The congressman for Texas' 23rd congressional district was the main speaker at the renaming ceremony of the Tornillo port of entry. It is now the Tornillo-Marcelino Serna Port of Entry.
Serna was a World War I veteran who was from the area. It's a move that local veterans groups, and Serna's family pushed for Hurd to do.
"Marcelino Serna is a hero. He's the most decorated World War I veteran from Texas," Hurd said.
Hurd said it was an honor for him to be there.
"Being here and taking off the blanket and seeing Marcelino Serna's name is pretty cool," Hurd said. "It's pretty surreal because this was really the first project I heard from constituents since I was elected."
Serna was the first Hispanic to be awarded the Distinguished Service Cross.

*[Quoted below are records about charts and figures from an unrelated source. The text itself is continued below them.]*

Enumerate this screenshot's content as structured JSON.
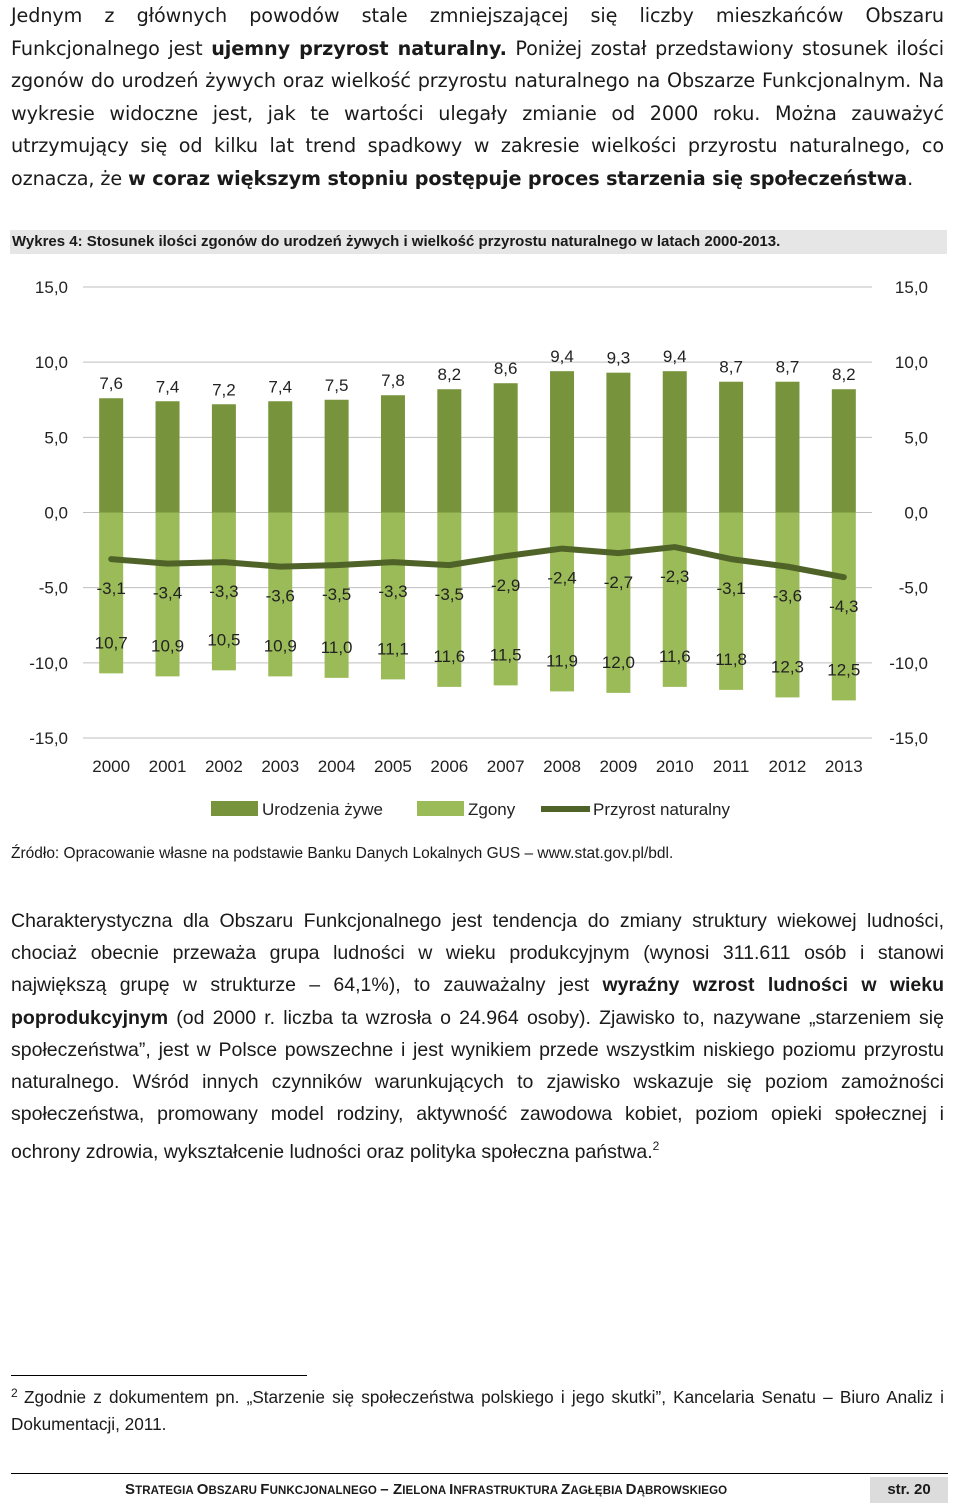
{
  "intro": {
    "t1": "Jednym z głównych powodów stale zmniejszającej się liczby mieszkańców Obszaru Funkcjonalnego jest ",
    "b1": "ujemny przyrost naturalny.",
    "t2": " Poniżej został przedstawiony stosunek ilości zgonów do urodzeń żywych oraz wielkość przyrostu naturalnego na Obszarze Funkcjonalnym. Na wykresie widoczne jest, jak te wartości ulegały zmianie od 2000 roku. Można zauważyć utrzymujący się od kilku lat trend spadkowy w zakresie wielkości przyrostu naturalnego, co oznacza, że ",
    "b2": "w coraz większym stopniu postępuje proces starzenia się społeczeństwa",
    "t3": "."
  },
  "caption": "Wykres 4: Stosunek ilości zgonów do urodzeń żywych i wielkość przyrostu naturalnego w latach 2000-2013.",
  "chart_data": {
    "type": "bar",
    "categories": [
      "2000",
      "2001",
      "2002",
      "2003",
      "2004",
      "2005",
      "2006",
      "2007",
      "2008",
      "2009",
      "2010",
      "2011",
      "2012",
      "2013"
    ],
    "series": [
      {
        "name": "Urodzenia żywe",
        "type": "bar",
        "color": "#77933c",
        "values": [
          7.6,
          7.4,
          7.2,
          7.4,
          7.5,
          7.8,
          8.2,
          8.6,
          9.4,
          9.3,
          9.4,
          8.7,
          8.7,
          8.2
        ],
        "labels": [
          "7,6",
          "7,4",
          "7,2",
          "7,4",
          "7,5",
          "7,8",
          "8,2",
          "8,6",
          "9,4",
          "9,3",
          "9,4",
          "8,7",
          "8,7",
          "8,2"
        ]
      },
      {
        "name": "Zgony",
        "type": "bar",
        "color": "#9bbb59",
        "values": [
          -10.7,
          -10.9,
          -10.5,
          -10.9,
          -11.0,
          -11.1,
          -11.6,
          -11.5,
          -11.9,
          -12.0,
          -11.6,
          -11.8,
          -12.3,
          -12.5
        ],
        "labels": [
          "10,7",
          "10,9",
          "10,5",
          "10,9",
          "11,0",
          "11,1",
          "11,6",
          "11,5",
          "11,9",
          "12,0",
          "11,6",
          "11,8",
          "12,3",
          "12,5"
        ]
      },
      {
        "name": "Przyrost naturalny",
        "type": "line",
        "color": "#4f6228",
        "values": [
          -3.1,
          -3.4,
          -3.3,
          -3.6,
          -3.5,
          -3.3,
          -3.5,
          -2.9,
          -2.4,
          -2.7,
          -2.3,
          -3.1,
          -3.6,
          -4.3
        ],
        "labels": [
          "-3,1",
          "-3,4",
          "-3,3",
          "-3,6",
          "-3,5",
          "-3,3",
          "-3,5",
          "-2,9",
          "-2,4",
          "-2,7",
          "-2,3",
          "-3,1",
          "-3,6",
          "-4,3"
        ]
      }
    ],
    "yticks": [
      "15,0",
      "10,0",
      "5,0",
      "0,0",
      "-5,0",
      "-10,0",
      "-15,0"
    ],
    "ylim": [
      -15,
      15
    ],
    "grid": true,
    "legend": "bottom"
  },
  "source": "Źródło: Opracowanie własne na podstawie Banku Danych Lokalnych GUS – www.stat.gov.pl/bdl.",
  "body": {
    "t1": "Charakterystyczna dla Obszaru Funkcjonalnego jest tendencja do zmiany struktury wiekowej ludności, chociaż obecnie przeważa grupa ludności w wieku produkcyjnym (wynosi 311.611 osób i stanowi największą grupę w strukturze – 64,1%), to zauważalny jest ",
    "b1": "wyraźny wzrost ludności w wieku poprodukcyjnym",
    "t2": " (od 2000 r. liczba ta wzrosła o 24.964 osoby). Zjawisko to, nazywane „starzeniem się społeczeństwa”, jest w Polsce powszechne i jest wynikiem przede wszystkim niskiego poziomu przyrostu naturalnego. Wśród innych czynników warunkujących to zjawisko wskazuje się poziom zamożności społeczeństwa, promowany model rodziny, aktywność zawodowa kobiet, poziom opieki społecznej i ochrony zdrowia, wykształcenie ludności oraz polityka społeczna państwa.",
    "footnote_ref": "2"
  },
  "footnote": {
    "num": "2",
    "text": "Zgodnie z dokumentem pn. „Starzenie się społeczeństwa polskiego i jego skutki”, Kancelaria Senatu – Biuro Analiz i Dokumentacji, 2011."
  },
  "footer": {
    "s_cap": "S",
    "s_rest": "TRATEGIA ",
    "o_cap": "O",
    "o_rest": "BSZARU ",
    "f_cap": "F",
    "f_rest": "UNKCJONALNEGO ",
    "dash": "– ",
    "z_cap": "Z",
    "z_rest": "IELONA ",
    "i_cap": "I",
    "i_rest": "NFRASTRUKTURA ",
    "zg_cap": "Z",
    "zg_rest": "AGŁĘBIA ",
    "d_cap": "D",
    "d_rest": "ĄBROWSKIEGO",
    "page": "str. 20"
  }
}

"Proud and honored. It's such a huge honor for our family," said Genny Steopani, Serna's great-granddaughter. "I feel so proud to be his great-granddaughter, and so proud of the family."

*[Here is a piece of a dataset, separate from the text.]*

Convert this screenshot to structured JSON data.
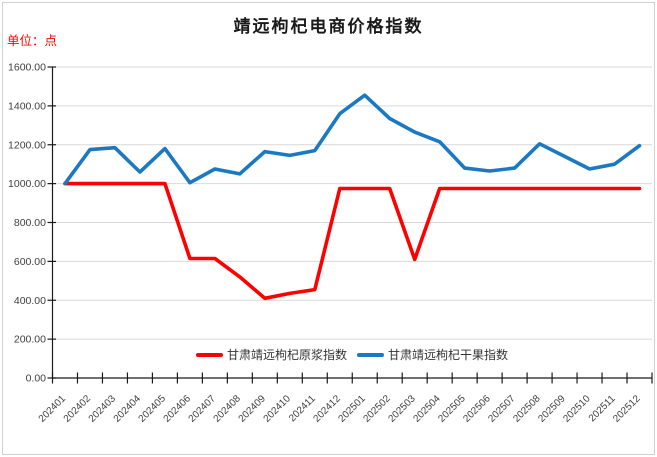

Hurd said this is one of the first projects he started working on when he was first elected in November, 2014.
"It took a little over two and half years," Hurd said. "There were so many groups that were supportive of this. It showed there was a groundswell of support for this. Then, getting it through the House and the Senate and getting it signed by President Obama last year was pretty exciting."
Serna was born in Chihuahua in 1896 and came to the United States as a young man. At 20, he enlisted into the Army, and after just three weeks of training was sent overseas with the 355th Infantry, 89th Division. When his officers learned he was Mexican, he was given to option to return to his country. But Serna refused and chose to stay and fight.

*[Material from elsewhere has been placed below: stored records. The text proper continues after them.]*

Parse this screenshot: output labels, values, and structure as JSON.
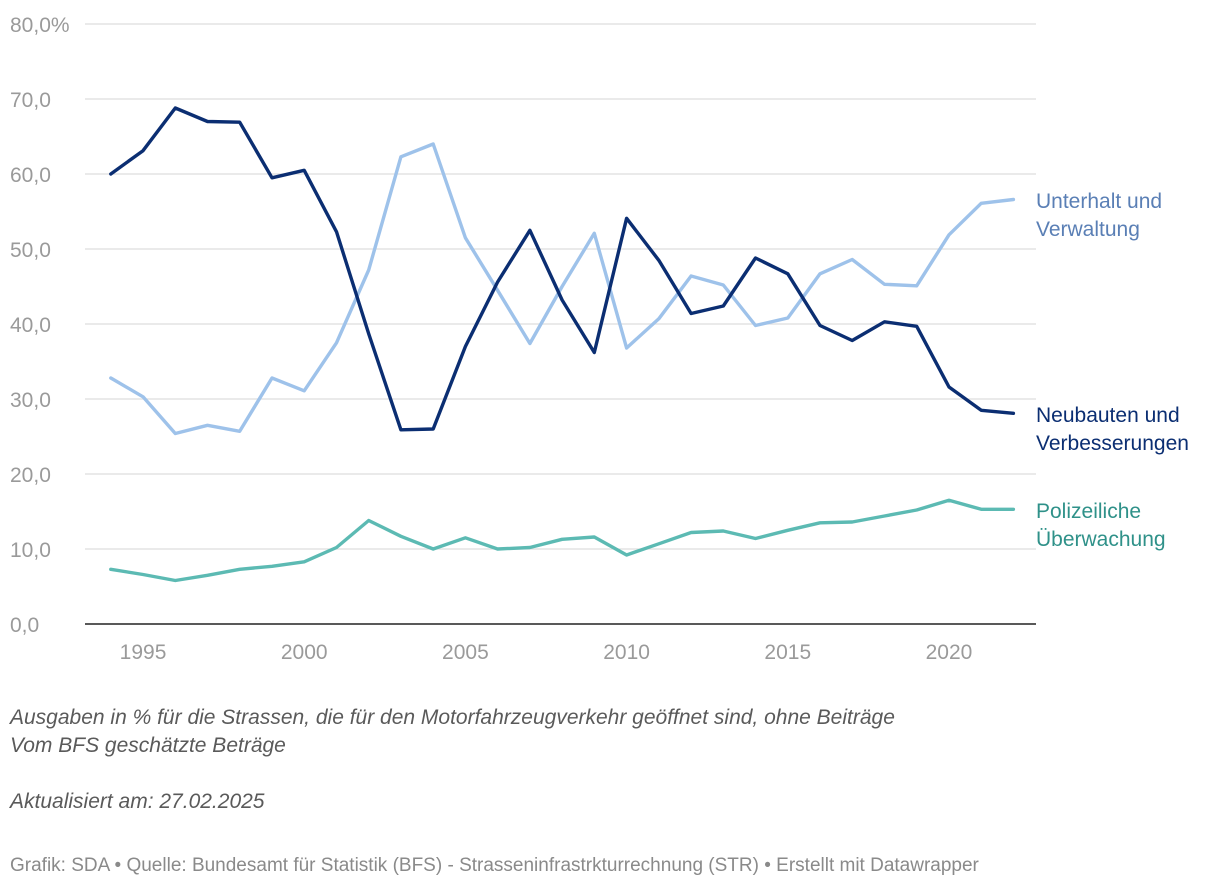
{
  "chart_data": {
    "type": "line",
    "title": "",
    "xlabel": "",
    "ylabel": "",
    "x": [
      1994,
      1995,
      1996,
      1997,
      1998,
      1999,
      2000,
      2001,
      2002,
      2003,
      2004,
      2005,
      2006,
      2007,
      2008,
      2009,
      2010,
      2011,
      2012,
      2013,
      2014,
      2015,
      2016,
      2017,
      2018,
      2019,
      2020,
      2021,
      2022
    ],
    "xlim": [
      1993.2,
      2022.7
    ],
    "ylim": [
      0,
      80
    ],
    "yticks": [
      "0,0",
      "10,0",
      "20,0",
      "30,0",
      "40,0",
      "50,0",
      "60,0",
      "70,0",
      "80,0%"
    ],
    "xticks": [
      "1995",
      "2000",
      "2005",
      "2010",
      "2015",
      "2020"
    ],
    "grid": true,
    "series": [
      {
        "name": "Unterhalt und Verwaltung",
        "label_lines": [
          "Unterhalt und",
          "Verwaltung"
        ],
        "color": "#9ec2ea",
        "label_color": "#5a7fb5",
        "values": [
          32.8,
          30.3,
          25.4,
          26.5,
          25.7,
          32.8,
          31.1,
          37.5,
          47.2,
          62.3,
          64.0,
          51.5,
          44.5,
          37.4,
          45.0,
          52.1,
          36.8,
          40.7,
          46.4,
          45.2,
          39.8,
          40.8,
          46.7,
          48.6,
          45.3,
          45.1,
          51.9,
          56.1,
          56.6
        ]
      },
      {
        "name": "Neubauten und Verbesserungen",
        "label_lines": [
          "Neubauten und",
          "Verbesserungen"
        ],
        "color": "#0b2e72",
        "label_color": "#0b2e72",
        "values": [
          60.0,
          63.1,
          68.8,
          67.0,
          66.9,
          59.5,
          60.5,
          52.3,
          38.7,
          25.9,
          26.0,
          37.0,
          45.6,
          52.5,
          43.2,
          36.2,
          54.1,
          48.5,
          41.4,
          42.4,
          48.8,
          46.7,
          39.8,
          37.8,
          40.3,
          39.7,
          31.6,
          28.5,
          28.1
        ]
      },
      {
        "name": "Polizeiliche Überwachung",
        "label_lines": [
          "Polizeiliche",
          "Überwachung"
        ],
        "color": "#5cbab3",
        "label_color": "#2f9189",
        "values": [
          7.3,
          6.6,
          5.8,
          6.5,
          7.3,
          7.7,
          8.3,
          10.2,
          13.8,
          11.7,
          10.0,
          11.5,
          10.0,
          10.2,
          11.3,
          11.6,
          9.2,
          10.7,
          12.2,
          12.4,
          11.4,
          12.5,
          13.5,
          13.6,
          14.4,
          15.2,
          16.5,
          15.3,
          15.3
        ]
      }
    ]
  },
  "notes": {
    "line1": "Ausgaben in % für die Strassen, die für den Motorfahrzeugverkehr geöffnet sind, ohne Beiträge",
    "line2": "Vom BFS geschätzte Beträge",
    "updated": "Aktualisiert am: 27.02.2025"
  },
  "footer": "Grafik: SDA • Quelle: Bundesamt für Statistik (BFS) - Strasseninfrastrkturrechnung (STR) • Erstellt mit Datawrapper",
  "colors": {
    "grid": "#dedede",
    "axis": "#222222",
    "tick_label": "#9a9a9a"
  }
}
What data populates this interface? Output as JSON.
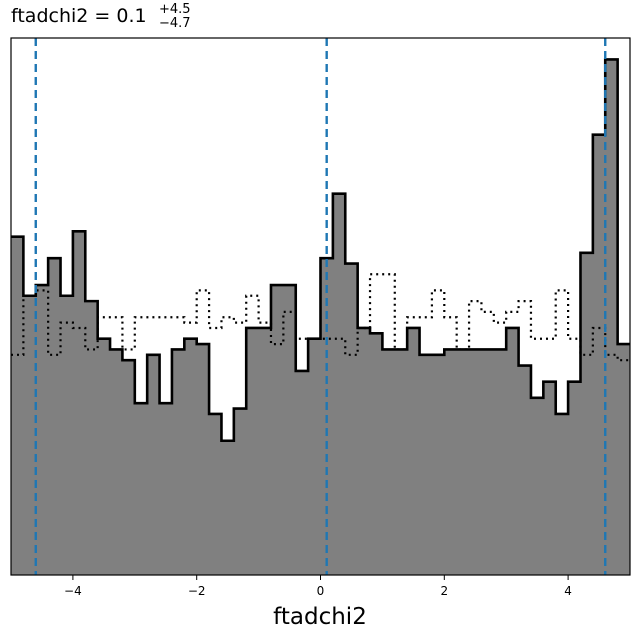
{
  "chart_data": {
    "type": "histogram",
    "title": {
      "main": "ftadchi2 = 0.1",
      "sup": "+4.5",
      "sub": "−4.7"
    },
    "xlabel": "ftadchi2",
    "ylabel": "",
    "xlim": [
      -5.0,
      5.0
    ],
    "ylim": [
      0,
      1.0
    ],
    "xticks": [
      -4,
      -2,
      0,
      2,
      4
    ],
    "xtick_labels": [
      "−4",
      "−2",
      "0",
      "2",
      "4"
    ],
    "grid": false,
    "bin_edges": [
      -5.0,
      -4.8,
      -4.6,
      -4.4,
      -4.2,
      -4.0,
      -3.8,
      -3.6,
      -3.4,
      -3.2,
      -3.0,
      -2.8,
      -2.6,
      -2.4,
      -2.2,
      -2.0,
      -1.8,
      -1.6,
      -1.4,
      -1.2,
      -1.0,
      -0.8,
      -0.6,
      -0.4,
      -0.2,
      0.0,
      0.2,
      0.4,
      0.6,
      0.8,
      1.0,
      1.2,
      1.4,
      1.6,
      1.8,
      2.0,
      2.2,
      2.4,
      2.6,
      2.8,
      3.0,
      3.2,
      3.4,
      3.6,
      3.8,
      4.0,
      4.2,
      4.4,
      4.6,
      4.8,
      5.0
    ],
    "series": [
      {
        "style": "filled",
        "fill": "#808080",
        "edge": "#000000",
        "values": [
          0.63,
          0.52,
          0.54,
          0.59,
          0.52,
          0.64,
          0.51,
          0.44,
          0.42,
          0.4,
          0.32,
          0.41,
          0.32,
          0.42,
          0.44,
          0.43,
          0.3,
          0.25,
          0.31,
          0.46,
          0.46,
          0.54,
          0.54,
          0.38,
          0.44,
          0.59,
          0.71,
          0.58,
          0.46,
          0.45,
          0.42,
          0.42,
          0.46,
          0.41,
          0.41,
          0.42,
          0.42,
          0.42,
          0.42,
          0.42,
          0.46,
          0.39,
          0.33,
          0.36,
          0.3,
          0.36,
          0.6,
          0.82,
          0.96,
          0.43
        ]
      },
      {
        "style": "dotted",
        "color": "#000000",
        "values": [
          0.41,
          0.52,
          0.53,
          0.41,
          0.47,
          0.46,
          0.42,
          0.48,
          0.48,
          0.42,
          0.48,
          0.48,
          0.48,
          0.48,
          0.47,
          0.53,
          0.46,
          0.48,
          0.47,
          0.52,
          0.47,
          0.43,
          0.49,
          0.44,
          0.44,
          0.44,
          0.44,
          0.41,
          0.46,
          0.56,
          0.56,
          0.42,
          0.48,
          0.48,
          0.53,
          0.48,
          0.42,
          0.51,
          0.49,
          0.47,
          0.49,
          0.51,
          0.44,
          0.44,
          0.53,
          0.44,
          0.41,
          0.46,
          0.41,
          0.4
        ]
      }
    ],
    "vlines": {
      "color": "#1f77b4",
      "style": "dashed",
      "x": [
        -4.6,
        0.1,
        4.6
      ]
    }
  }
}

In addition to the Distinguished Service Cross, Serna was recognized for heroism by France, Italy, the United Kingdom, and the United States by receiving two French Croix de Guerre with Palm Medals, the French Medaille Militaire, the French Commemorative Medal, the British Medal of Honor, the Italian Cross of Merit, the WWI Victory Medal with five stars, the Victory Medal with three campaign bars, the St. Mihiel Medal, the Verdun Medal, and two Purple Hearts.
But despite these accolades, Serna has not been awarded either the Congressional Medal of Honor or the Texas Legislative Medal of Honor. In 2015, state Sen. Jose Rodriguez (D-El Paso) introduced a concurrent resolution to award Serna the Texas Legislative Medal of Honor; however, only one for that era can be awarded per session and it was given to another Texas war hero, Edwin Dyess. Rodriguez has again recommended Serna for the Medal of Honor. You can read his letter to the Texas Legislative Medal of Honor Committee here. To read the resolution recommending Serna for the award, click here.
Additionally, Rodriguez sent a letter to the Texas National Guard recommending Serna for the Medal of Valor. Maj. Gen. John F. Nichole penned a letter to Gov. Greg Abbott recommending Serna for the medal, which was awarded and formally presented to Serna's family at the bridge-naming ceremony.
Earlier in the day, Hurd celebrated two different groundbreaking ceremonies for water treatment facilities in Socorro and Clint. The new facilities are expected to provide clean drinking water for more than 365 residents.
"This is an example of how local government, federal government, and the private sector can actually work together," Hurd said. "That's why I ran for Congress, to help communities. It's pretty cool to see it come to fruition."